The problem is that due to its size (1000 rows and columns), the V matrix becomes singular, thus un-invertable. Any suggestions for how to get around this problem? Maybe using a way of solving generalized linear regression problem other than GLS? The tools that I have available and am (slightly) familiar with are Numpy/Scipy, R, and Matlab.
Instead of:
b=(X'*V^(-1)*X)^(-1)*X'*V^(-1)*Y
Use
b= (X'/V *X)\X'/V*Y
That is, replace all instances of X*(Y^-1) with X/Y. Matlab will skip calculating the inverse (which is hard, and error prone) and compute the divide directly.
Edit: Even with the best matrix manipulation, some operations are not possible (for example leading to errors like you describe).

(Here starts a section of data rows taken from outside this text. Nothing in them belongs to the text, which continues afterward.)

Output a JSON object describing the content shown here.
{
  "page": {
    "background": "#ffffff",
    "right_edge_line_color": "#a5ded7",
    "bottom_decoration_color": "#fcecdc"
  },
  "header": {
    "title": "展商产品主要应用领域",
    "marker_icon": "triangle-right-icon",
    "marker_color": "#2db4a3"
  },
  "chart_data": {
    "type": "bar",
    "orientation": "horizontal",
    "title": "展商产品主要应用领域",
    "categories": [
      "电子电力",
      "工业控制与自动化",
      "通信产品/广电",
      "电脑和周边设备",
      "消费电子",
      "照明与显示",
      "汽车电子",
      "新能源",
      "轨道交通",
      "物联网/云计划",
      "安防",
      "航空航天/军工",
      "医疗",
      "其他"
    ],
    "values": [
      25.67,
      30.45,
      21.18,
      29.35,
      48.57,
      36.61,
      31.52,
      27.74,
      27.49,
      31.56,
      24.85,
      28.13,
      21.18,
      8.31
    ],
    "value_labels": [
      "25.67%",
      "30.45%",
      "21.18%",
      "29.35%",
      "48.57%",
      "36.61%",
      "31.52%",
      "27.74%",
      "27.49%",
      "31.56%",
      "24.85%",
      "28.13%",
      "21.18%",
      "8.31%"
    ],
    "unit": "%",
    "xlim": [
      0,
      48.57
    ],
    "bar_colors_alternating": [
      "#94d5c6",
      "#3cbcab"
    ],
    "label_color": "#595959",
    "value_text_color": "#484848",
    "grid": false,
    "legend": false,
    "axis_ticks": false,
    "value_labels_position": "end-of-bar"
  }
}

An example of that which may be relevant to your problem is if try to solve least squares problem under the constraint the multiple measurements are perfectly, 100% correlated. Except in rare, degenerate cases this cannot be accomplished, either in math or physically. You need some independence in the measurements to account for measurement noise or modeling errors. For example, if you have two measurements, each with a variance of 1, and perfectly correlated, then your V matrix would look like this:
V = [1 1; ...
1 1];
And you would never be able to fit to the data. (This generally means you need to reformulate your basis functions, but that's a longer essay.)
However, if you adjust your measurement variance to allow for some small amount of independence between the measurements, then it would work without a problem. For example, 95% correlated measurements would look like this
V = [1 0.95; ...
0.95 1 ];
You can use singular value decomposition as your solver. It'll do the best that can be done.
I usually think about least squares another way. You can read my thoughts here:
http://www.scribd.com/doc/21983425/Least-Squares-Fit
See if that works better for you.
I don't understand how the size is an issue. If you have N (x, y) pairs you still only have to solve for (M+1) coefficients in an M-order polynomial:
y = a0 + a1*x + a2*x^2 + ... + am*x^m